Please double check this before you submit to Canvas; most recently we had about 10/100 students lose a 1/3 letter grade because of an improper submission format.

ExplainaBoard Submission

To submit your outputs via ExplainaBoard, first click the top-right of the site to log in, and then again click the top-right to view your API key. Run the following to save your email and API key to environmental variables:

export EB_EMAIL=your_email_used_for_explainaboard
export EB_API_KEY=your_api_key_for_explainaboard
export EB_ANDREW_ID=your_andrew_id

Now you can upload the outputs of your model with the upload_results.py script. There are the following options.

  • --system_name a name that you can choose for your system. Your final system name will be anlp_{andrewid}_{system_name}.
  • --dataset the dataset name (sst/cfimdb).
  • --split the split (dev/test).
  • --output the system output you're uploading.
  • --public if you want your output listed on the public site so people in the class can compare and contrast with it add this flag. But it is off by default (and has no effect on your grade).

Here is an example of uploading all of the datasets with a system name of baseline.
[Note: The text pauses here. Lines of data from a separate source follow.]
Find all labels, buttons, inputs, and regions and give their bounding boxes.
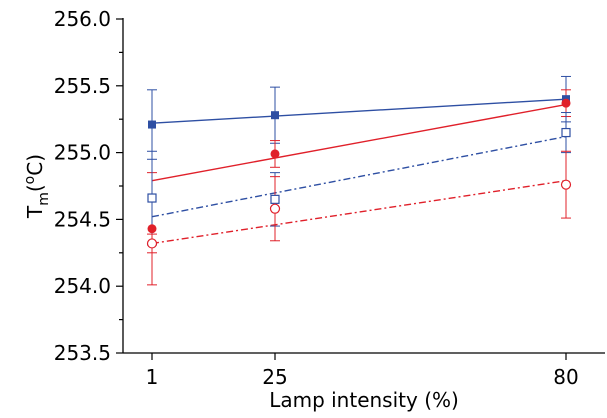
data-point-series-4 bbox=[146, 238, 158, 249]
x-tick-label: 80 bbox=[553, 365, 578, 389]
y-tick-label: 256.0 bbox=[54, 7, 111, 31]
y-axis-title-open-paren: ( bbox=[23, 184, 47, 192]
x-tick-label: 1 bbox=[146, 365, 159, 389]
y-tick-label: 255.5 bbox=[54, 74, 111, 98]
fit-lines bbox=[151, 98, 567, 245]
fit-line-series-3 bbox=[151, 135, 567, 218]
y-axis-title-superscript: o bbox=[22, 176, 38, 185]
data-point-series-1 bbox=[148, 120, 156, 129]
y-tick-label: 255.0 bbox=[54, 141, 111, 165]
y-axis-title-unit: C) bbox=[23, 154, 47, 176]
y-tick-label: 254.5 bbox=[54, 207, 111, 231]
x-axis-title: Lamp intensity (%) bbox=[269, 388, 459, 412]
fit-line-series-1 bbox=[151, 98, 567, 124]
data-point-series-2 bbox=[270, 149, 280, 159]
data-points bbox=[146, 95, 572, 249]
x-axis-ticks: 1 25 80 bbox=[146, 353, 579, 389]
y-axis-ticks: 253.5 254.0 254.5 255.0 255.5 256.0 bbox=[54, 7, 123, 365]
y-axis-title-subscript: m bbox=[36, 192, 52, 206]
data-point-series-3 bbox=[270, 194, 280, 204]
y-axis-title-main: T bbox=[23, 205, 47, 219]
fit-line-series-4 bbox=[151, 179, 567, 245]
data-point-series-3 bbox=[147, 193, 157, 203]
y-axis-title: Tm(oC) bbox=[22, 154, 52, 219]
fit-line-series-2 bbox=[151, 103, 567, 182]
data-point-series-2 bbox=[147, 224, 157, 234]
y-tick-label: 254.0 bbox=[54, 274, 111, 298]
x-tick-label: 25 bbox=[262, 365, 287, 389]
error-bars bbox=[147, 75, 571, 286]
data-point-series-2 bbox=[561, 98, 571, 108]
data-point-series-1 bbox=[271, 111, 279, 120]
y-tick-label: 253.5 bbox=[54, 341, 111, 365]
data-point-series-3 bbox=[561, 127, 571, 138]
data-point-series-4 bbox=[560, 179, 572, 190]
data-point-series-4 bbox=[269, 203, 281, 214]
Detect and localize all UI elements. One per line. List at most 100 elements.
python upload_results.py --system_name baseline --dataset sst --split dev --output sst-dev-output.txt
python upload_results.py --system_name baseline --dataset sst --split test --output sst-test-output.txt
python upload_results.py --system_name baseline --dataset cfimdb --split dev --output cfimdb-dev-output.txt
python upload_results.py --system_name baseline --dataset cfimdb --split test --output cfimdb-test-output.txt

You can then go to the ExplainaBoard systems page to confirm that the results are uploaded properly.

Grading

  • A+: You additionally implement something else on top of the requirements for A, and achieve significant accuracy improvements. Please write down the things you implemented and experiments you performed in the report. You are also welcome to provide additional materials such as commands to run your code in a script and training logs.
  • A: You implement all the missing pieces and the original classifier.py with --option pretrain and --option finetune code that achieves comparable accuracy to our reference implementation.
  • A-: You implement all the missing pieces and the original classifier.py with --option pretrain and --option finetune code but accuracy is not comparable to the reference.
  • B+: All missing pieces are implemented and pass tests in sanity_check.py (bert implementation) and optimizer_test.py (optimizer implementation)
  • B or below: Some parts of the missing pieces are not implemented.

If your results can be confirmed through ExplainaBoard, but there are problems with your code submitted through Canvas, such as not being properly formatted, not executing in the appropriate amount of time, etc., you will be graded down 1/3 grade.

All assignments must be done individually and we will be running plagiarism detection on your code. If we confirm that any code was plagiarized from that of other students in the class, you will be subject to strict measure according to CMUs academic integrity policy.

Acknowledgement

Parts of the code are from the transformers library (Apache License 2.0).